Arthur Appleyard
Batley
Served: 1944 - 1948; South Kirby and Temple Newsome
Arthur Appleyard is 82 years old and has been happily married to his wife Mavis for 58 years. They live in Soothill Lane, Batley. They have a grown-up family of five as well as grandchildren. When Arthur left school he took up an apprenticeship in Engineering in Leeds. He studied regularly at night school to improve his qualifications.
At his interview prior to going into the forces he was told that he would be assigned to the Fleet Air Arm or he would be an Engineering Artificer in the Royal Navy. Fate was about to play a trick which would directly affect his future life. Dreaming about servicing fighter planes on an aircraft carrier, he tore open his call up papers to find he had to report to the Prince of Wales Colliery, Pontefract, for six weeks training as a Bevin Boy. His approach to life ensured that he piled into this job as enthusiastically as he approached any job he had to do.

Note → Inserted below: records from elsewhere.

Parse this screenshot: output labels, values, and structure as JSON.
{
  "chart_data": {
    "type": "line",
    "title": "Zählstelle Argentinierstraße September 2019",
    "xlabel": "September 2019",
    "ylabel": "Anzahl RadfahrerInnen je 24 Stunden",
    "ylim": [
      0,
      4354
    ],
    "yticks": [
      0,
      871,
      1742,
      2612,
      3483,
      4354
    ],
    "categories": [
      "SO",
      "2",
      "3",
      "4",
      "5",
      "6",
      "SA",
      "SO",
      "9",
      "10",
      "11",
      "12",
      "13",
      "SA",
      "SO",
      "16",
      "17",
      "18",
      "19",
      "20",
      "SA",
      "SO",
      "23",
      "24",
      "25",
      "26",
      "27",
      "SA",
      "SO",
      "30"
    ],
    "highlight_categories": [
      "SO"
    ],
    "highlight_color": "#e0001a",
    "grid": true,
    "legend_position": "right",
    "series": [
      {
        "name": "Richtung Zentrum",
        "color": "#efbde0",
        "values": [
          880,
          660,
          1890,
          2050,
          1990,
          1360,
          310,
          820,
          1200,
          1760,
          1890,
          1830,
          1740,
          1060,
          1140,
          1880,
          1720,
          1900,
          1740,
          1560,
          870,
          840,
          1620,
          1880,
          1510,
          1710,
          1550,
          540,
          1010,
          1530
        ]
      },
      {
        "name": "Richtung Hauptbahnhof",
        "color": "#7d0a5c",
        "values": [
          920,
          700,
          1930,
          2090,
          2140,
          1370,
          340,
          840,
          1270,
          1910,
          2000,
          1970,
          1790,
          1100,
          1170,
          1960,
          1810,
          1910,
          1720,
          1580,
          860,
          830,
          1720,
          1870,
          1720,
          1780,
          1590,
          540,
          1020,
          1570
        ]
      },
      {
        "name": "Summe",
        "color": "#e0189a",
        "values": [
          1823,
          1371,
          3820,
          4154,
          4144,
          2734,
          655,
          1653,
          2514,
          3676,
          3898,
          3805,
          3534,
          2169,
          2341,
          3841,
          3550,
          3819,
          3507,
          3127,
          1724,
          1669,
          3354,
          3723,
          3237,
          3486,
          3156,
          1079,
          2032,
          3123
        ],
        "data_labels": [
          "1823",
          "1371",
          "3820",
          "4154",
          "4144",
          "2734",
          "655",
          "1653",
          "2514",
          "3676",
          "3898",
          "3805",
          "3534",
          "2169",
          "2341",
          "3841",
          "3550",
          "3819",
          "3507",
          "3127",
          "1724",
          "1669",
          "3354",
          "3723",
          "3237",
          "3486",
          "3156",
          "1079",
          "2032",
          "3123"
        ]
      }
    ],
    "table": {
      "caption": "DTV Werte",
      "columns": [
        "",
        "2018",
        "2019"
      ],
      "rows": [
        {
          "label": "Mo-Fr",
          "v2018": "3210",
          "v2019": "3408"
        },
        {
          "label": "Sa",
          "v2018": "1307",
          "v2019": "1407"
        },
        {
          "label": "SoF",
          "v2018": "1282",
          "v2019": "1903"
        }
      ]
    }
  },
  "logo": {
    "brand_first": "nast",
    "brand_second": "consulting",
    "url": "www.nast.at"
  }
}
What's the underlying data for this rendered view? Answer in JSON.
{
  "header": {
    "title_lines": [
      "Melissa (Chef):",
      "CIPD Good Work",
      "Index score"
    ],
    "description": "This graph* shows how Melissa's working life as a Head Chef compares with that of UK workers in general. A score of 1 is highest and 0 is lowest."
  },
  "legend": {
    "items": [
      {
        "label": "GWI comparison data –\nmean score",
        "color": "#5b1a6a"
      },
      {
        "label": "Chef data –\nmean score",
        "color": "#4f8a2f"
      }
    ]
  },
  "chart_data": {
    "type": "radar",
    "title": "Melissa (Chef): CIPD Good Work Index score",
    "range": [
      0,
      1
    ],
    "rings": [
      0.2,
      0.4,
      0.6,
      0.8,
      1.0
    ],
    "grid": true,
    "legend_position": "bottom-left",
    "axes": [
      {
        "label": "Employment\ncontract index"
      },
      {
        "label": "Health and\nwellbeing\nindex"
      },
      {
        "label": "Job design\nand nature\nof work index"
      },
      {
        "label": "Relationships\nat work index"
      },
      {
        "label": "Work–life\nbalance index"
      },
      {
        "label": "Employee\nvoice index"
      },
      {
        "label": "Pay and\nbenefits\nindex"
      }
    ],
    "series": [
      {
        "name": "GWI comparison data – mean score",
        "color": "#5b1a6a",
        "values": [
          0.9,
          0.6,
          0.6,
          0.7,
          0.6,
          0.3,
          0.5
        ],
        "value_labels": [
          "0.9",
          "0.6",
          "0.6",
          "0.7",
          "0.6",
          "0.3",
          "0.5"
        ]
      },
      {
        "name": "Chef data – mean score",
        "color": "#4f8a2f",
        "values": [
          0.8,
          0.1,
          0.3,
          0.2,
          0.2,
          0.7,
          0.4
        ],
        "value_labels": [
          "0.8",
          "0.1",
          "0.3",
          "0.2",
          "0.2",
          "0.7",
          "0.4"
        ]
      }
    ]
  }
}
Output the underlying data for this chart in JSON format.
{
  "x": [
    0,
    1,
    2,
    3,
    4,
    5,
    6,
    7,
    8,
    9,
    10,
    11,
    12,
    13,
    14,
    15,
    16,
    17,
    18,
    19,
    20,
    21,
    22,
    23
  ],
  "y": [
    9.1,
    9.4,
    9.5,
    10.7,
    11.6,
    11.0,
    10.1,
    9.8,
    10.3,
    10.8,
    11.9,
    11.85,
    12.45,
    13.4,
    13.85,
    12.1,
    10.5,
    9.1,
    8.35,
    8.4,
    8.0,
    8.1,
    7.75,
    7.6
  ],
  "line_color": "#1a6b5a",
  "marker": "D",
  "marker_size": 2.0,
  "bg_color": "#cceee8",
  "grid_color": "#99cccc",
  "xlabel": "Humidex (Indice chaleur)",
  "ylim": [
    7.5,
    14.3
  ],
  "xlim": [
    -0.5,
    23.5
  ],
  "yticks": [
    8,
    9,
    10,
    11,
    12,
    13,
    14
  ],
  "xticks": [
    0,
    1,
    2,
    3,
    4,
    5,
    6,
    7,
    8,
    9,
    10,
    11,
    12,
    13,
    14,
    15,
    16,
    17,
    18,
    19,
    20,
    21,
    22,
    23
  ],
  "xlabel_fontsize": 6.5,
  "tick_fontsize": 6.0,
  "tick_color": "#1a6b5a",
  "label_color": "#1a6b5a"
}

He lived in a hostel in nearby Cutsyke with other Bevin Boys many of them far from home. Every day for six weeks they had four hours down the pit and four hours in the classroom. Somehow they fitted in an hour in the gym with an army physical training instructor. His training finished he was posted to South Kirby Colliery, a small village near Barnsley. He spent six weeks on the surface and then went “down t’ pit.” The same energy he displays today stood him in good stead with the local miners. He had to take his share of the banter from the ‘real’ miners, but he earned their respect and became an invaluable member of the team. He was often asked to attend Barnsley College one day a week, but he always refused, determined to return to his engineering career. During 1945 he asked for more money and was told the only way he could do that was “getting coal.” So off he went to the coalface swinging a pick he had to buy himself. Naturally, he made a good job of it.
In 1945 the war ended but many Bevin Boys had to continue to work in the mines for, in some cases, years. Arthur was ‘demobbed’ well into 1948. It was about this time that he met Mavis, and they were married in 1950 at St John’s Church, Lower Wortley. He continued progressing in engineering and was promoted to management in a Batley firm, from which he retired.
Towards the end of his stint as a miner he met the Miners' President, Joe Hall, who asked him to stay on and go to college. He politely refused. Afterwards he wondered, occasionally, what the course of their lives would have been if the Bevin Boy had decided to become mining engineer. He is rightly proud of what he did.